Identity Columns (12c and Later)
Identity columns embed the sequence behavior directly in the column definition:
CREATE TABLE orders (
order_id NUMBER GENERATED ALWAYS AS IDENTITY,
order_date DATE NOT NULL,
customer_id NUMBER NOT NULL
);
-- Insert without specifying the ID
INSERT INTO orders (order_date, customer_id) VALUES (SYSDATE, 100);
-- GENERATED BY DEFAULT allows explicit values (useful for data migration)
CREATE TABLE products (
product_id NUMBER GENERATED BY DEFAULT AS IDENTITY (START WITH 1000),
product_name VARCHAR2(200)
);
GENERATED ALWAYS vs GENERATED BY DEFAULT
GENERATED ALWAYS means the database always generates the value and rejects any attempt to insert or update the column explicitly. This is the strictest option. GENERATED BY DEFAULT generates a value only when one is not provided, allowing explicit values during data migration or testing. GENERATED BY DEFAULT ON NULL generates a value when the supplied value is NULL, which is useful when the insert statement includes the column but the value might be NULL.

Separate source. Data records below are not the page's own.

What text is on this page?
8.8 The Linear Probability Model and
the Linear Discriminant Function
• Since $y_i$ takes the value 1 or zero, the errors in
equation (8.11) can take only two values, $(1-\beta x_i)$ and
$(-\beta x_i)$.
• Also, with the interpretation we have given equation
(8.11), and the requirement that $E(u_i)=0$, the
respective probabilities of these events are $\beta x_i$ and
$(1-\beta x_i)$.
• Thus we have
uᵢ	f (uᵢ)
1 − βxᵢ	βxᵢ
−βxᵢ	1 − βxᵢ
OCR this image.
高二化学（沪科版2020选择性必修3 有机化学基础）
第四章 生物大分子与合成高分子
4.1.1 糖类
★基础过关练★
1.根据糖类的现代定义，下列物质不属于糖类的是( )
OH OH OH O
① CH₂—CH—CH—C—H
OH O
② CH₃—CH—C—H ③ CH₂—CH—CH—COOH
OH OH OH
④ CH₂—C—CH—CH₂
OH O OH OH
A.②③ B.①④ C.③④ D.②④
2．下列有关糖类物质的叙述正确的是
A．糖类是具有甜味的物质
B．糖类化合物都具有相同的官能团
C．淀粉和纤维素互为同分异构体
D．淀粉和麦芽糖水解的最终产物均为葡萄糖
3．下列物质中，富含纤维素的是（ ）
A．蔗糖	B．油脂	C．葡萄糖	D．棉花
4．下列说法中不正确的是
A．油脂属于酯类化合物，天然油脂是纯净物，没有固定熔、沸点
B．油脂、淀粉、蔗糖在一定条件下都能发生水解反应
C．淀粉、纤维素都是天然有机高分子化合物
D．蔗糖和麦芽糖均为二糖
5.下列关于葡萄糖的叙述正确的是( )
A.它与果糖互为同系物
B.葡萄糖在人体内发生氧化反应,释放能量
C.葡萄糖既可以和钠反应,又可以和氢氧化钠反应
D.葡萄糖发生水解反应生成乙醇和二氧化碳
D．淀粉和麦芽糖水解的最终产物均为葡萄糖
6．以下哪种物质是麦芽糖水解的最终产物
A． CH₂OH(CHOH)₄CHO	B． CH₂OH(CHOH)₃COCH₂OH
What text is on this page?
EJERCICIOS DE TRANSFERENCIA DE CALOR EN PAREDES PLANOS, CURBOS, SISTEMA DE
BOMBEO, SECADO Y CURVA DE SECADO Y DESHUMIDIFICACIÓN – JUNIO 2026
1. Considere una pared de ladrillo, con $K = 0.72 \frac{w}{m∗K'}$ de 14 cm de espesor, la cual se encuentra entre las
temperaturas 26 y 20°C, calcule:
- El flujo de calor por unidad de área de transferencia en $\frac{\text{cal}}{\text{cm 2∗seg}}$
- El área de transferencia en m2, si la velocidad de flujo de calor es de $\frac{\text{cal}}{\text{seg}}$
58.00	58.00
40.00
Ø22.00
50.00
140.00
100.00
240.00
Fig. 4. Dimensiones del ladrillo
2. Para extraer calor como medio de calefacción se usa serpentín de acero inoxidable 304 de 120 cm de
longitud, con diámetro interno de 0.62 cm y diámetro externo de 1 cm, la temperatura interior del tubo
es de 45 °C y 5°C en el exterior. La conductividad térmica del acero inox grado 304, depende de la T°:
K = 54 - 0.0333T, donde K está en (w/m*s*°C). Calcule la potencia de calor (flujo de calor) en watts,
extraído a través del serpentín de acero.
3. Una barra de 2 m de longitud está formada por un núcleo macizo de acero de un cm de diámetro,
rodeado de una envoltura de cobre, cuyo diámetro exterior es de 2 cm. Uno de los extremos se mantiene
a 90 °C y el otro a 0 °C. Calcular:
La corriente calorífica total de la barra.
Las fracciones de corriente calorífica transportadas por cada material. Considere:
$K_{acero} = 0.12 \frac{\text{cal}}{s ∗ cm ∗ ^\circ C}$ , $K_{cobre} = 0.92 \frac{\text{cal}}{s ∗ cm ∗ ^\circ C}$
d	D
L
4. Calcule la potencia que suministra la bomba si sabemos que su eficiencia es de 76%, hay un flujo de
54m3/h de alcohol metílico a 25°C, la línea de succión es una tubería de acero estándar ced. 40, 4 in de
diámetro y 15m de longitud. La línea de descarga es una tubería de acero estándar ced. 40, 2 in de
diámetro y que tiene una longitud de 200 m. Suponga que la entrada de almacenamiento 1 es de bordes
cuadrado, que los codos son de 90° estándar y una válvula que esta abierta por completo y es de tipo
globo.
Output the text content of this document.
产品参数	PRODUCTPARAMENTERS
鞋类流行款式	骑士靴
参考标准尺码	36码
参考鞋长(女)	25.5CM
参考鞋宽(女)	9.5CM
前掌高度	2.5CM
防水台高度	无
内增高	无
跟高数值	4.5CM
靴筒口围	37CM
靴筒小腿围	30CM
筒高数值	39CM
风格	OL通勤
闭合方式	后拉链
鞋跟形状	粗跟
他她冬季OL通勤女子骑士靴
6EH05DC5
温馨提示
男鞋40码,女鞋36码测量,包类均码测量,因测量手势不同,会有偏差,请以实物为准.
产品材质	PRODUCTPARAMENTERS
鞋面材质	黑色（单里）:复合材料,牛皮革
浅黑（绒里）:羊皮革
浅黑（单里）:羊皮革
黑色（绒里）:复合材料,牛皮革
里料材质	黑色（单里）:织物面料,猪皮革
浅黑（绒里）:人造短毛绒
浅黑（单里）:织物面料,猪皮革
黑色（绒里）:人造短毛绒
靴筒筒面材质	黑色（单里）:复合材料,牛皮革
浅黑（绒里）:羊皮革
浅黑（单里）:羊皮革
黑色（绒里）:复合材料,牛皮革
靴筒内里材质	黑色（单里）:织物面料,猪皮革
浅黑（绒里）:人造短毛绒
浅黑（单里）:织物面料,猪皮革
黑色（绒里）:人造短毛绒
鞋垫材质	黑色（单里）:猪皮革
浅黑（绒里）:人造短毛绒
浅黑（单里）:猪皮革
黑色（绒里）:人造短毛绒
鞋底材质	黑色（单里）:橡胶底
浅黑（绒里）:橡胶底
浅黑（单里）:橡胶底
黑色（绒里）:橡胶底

Sequences vs Identity: When to Use Which
Use identity columns for new tables where the primary key is a simple auto-incrementing number. They are cleaner, self-documenting, and eliminate the need to manage a separate sequence object. Use explicit sequences when you need to share the same sequence across multiple tables, when you need to reference the sequence value before the insert, or when you are working with legacy code that already uses sequences.
Gaps in Sequence Values
Sequence values are not guaranteed to be contiguous. Rollbacks, cached values lost during instance restarts, and RAC environments all create gaps. Never rely on sequence values being gap-free. If you need a gap-free numbering system, such as for invoice numbers, implement it separately using a serialized counter table with row-level locking.